Transportation industry observers speculate that those consultations could be held in the spring of 2018, based on Bill C-49 receiving royal asset by then.
The CTA wants to hear from a wide range of groups, such as the aviation sector, consumer rights advocates, the travelling public and industry experts.
How much detail goes into the regulations will depend on the language in the portion of the legislation dealing with air passenger rights. For consumer advocates, that raises the prospect of specific compensation levels to be spelled out for events such as denied boarding (bumping), delayed flights and cancellations.
The issue of passenger rights made headlines in the summer, notably when Air Transat flight TS157 from Brussels experienced a delay of nearly six hours on the tarmac at Ottawa International Airport after being diverted from Montreal due to severe weather on July 31.
“As a frequent traveller, I can imagine how difficult the situation must have been in those conditions after a long transatlantic flight,” said Transport Minister Marc Garneau in a statement in August. “Our government’s objective is to bring clear, transparent and enforceable rights for passengers in a more competitive and accountable market.”
The CTA held hearings in late August into the tarmac delays in Ottawa involving Montreal-bound Air Transat flights TS157 (from Brussels) and TS507 (from Rome).
In September, the federal Standing Committee on Transport, Infrastructure and Communities heard submissions on Bill C-49, including a presentation by Marina Pavlovic, an assistant law professor at the University of Ottawa.
“The current regime of complicated tariffs and related individual carrier’s contracts is overly complex and ineffective,” Pavlovic said in her presentation notes. “Consumer rights regarding air travel are varied and fragmented. They depend on a number of factors and it is difficult, if not impossible, for consumers to know ahead of the time what rights they have and what are the appropriate redress mechanisms.”
Pavlovic said Canada needs to go beyond what has been attempted in the past to establish minimum obligations for airlines to follow.
In 2008, the federal government announced an informal bill of rights, saying “Flight Rights Canada” would help promote a code of conduct for Canadian carriers.
Then in 2009, the National Airlines Council of Canada unveiled its own passenger bill of rights, though critics say that move was more about general principles rather than genuine enforcement. The council represents Air Canada, Jazz, WestJet Airlines Ltd., and Air Transat.

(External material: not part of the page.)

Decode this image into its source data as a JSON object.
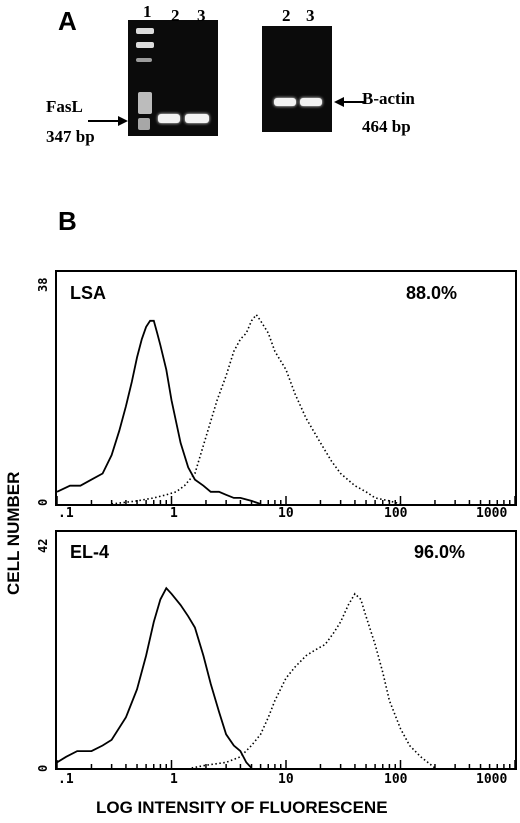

Pavlovic said she believes regulation is the appropriate mechanism for the new bill of rights, which consumer advocates hope will be in place by the end of 2018.
“A bill of rights and an effective redress mechanism are essential components of a robust consumer protection regime,” she said.

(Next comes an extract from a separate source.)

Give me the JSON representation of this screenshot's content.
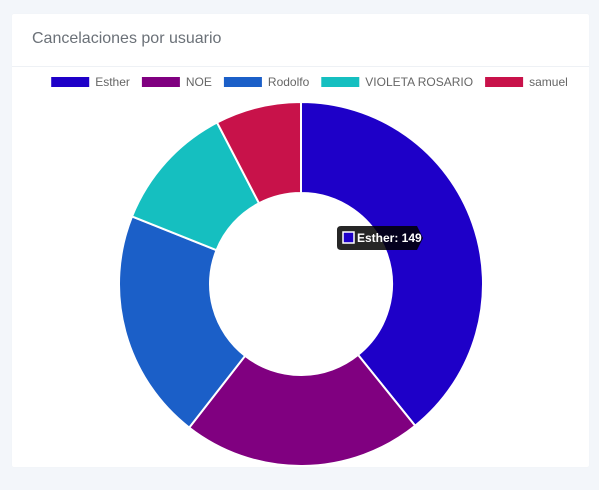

The Ottawa-based Public Interest Advocacy Centre (PIAC) welcomes moves to strengthen the rights of air travellers. PIAC backs efforts to draft rules that would address concerns over issues such as flights delays, cancellations, delayed or lost luggage and overbooking. The group also wants to see the creation of an air passenger complaints commissioner.
Bruce Hood served as air travel complaints commissioner under the CTA from 2000 to 2002, followed by Liette Lacroix Kenniff from 2002 to 2004. The commissioner position wasn’t renewed, but the air travel complaints program has remained in place at the CTA. The program, which saw a spike in gripes after the CTA raised consumer awareness in mid-2016 for filing complaints, aims to help resolve disputes through “facilitation, mediation and adjudication.”
The CTA’s Streiner said the Air Transat incidents underscore the importance of having air passenger rights that provide for fair and consistent levels of compensation.
“We want passengers to actually be able to find out what their rights are without having to dig through layers upon layers of websites,” said Streiner.
The CTA plans to set up a website to encourage online discussions, assuming Bill C-49 receives royal assent. Consultation hearings are also in store for various locations across Canada.
Garneau said he expects “clear and fair standards” to emerge and that through regulations, “minimum compensation to be paid to passengers under certain circumstances would also be established.”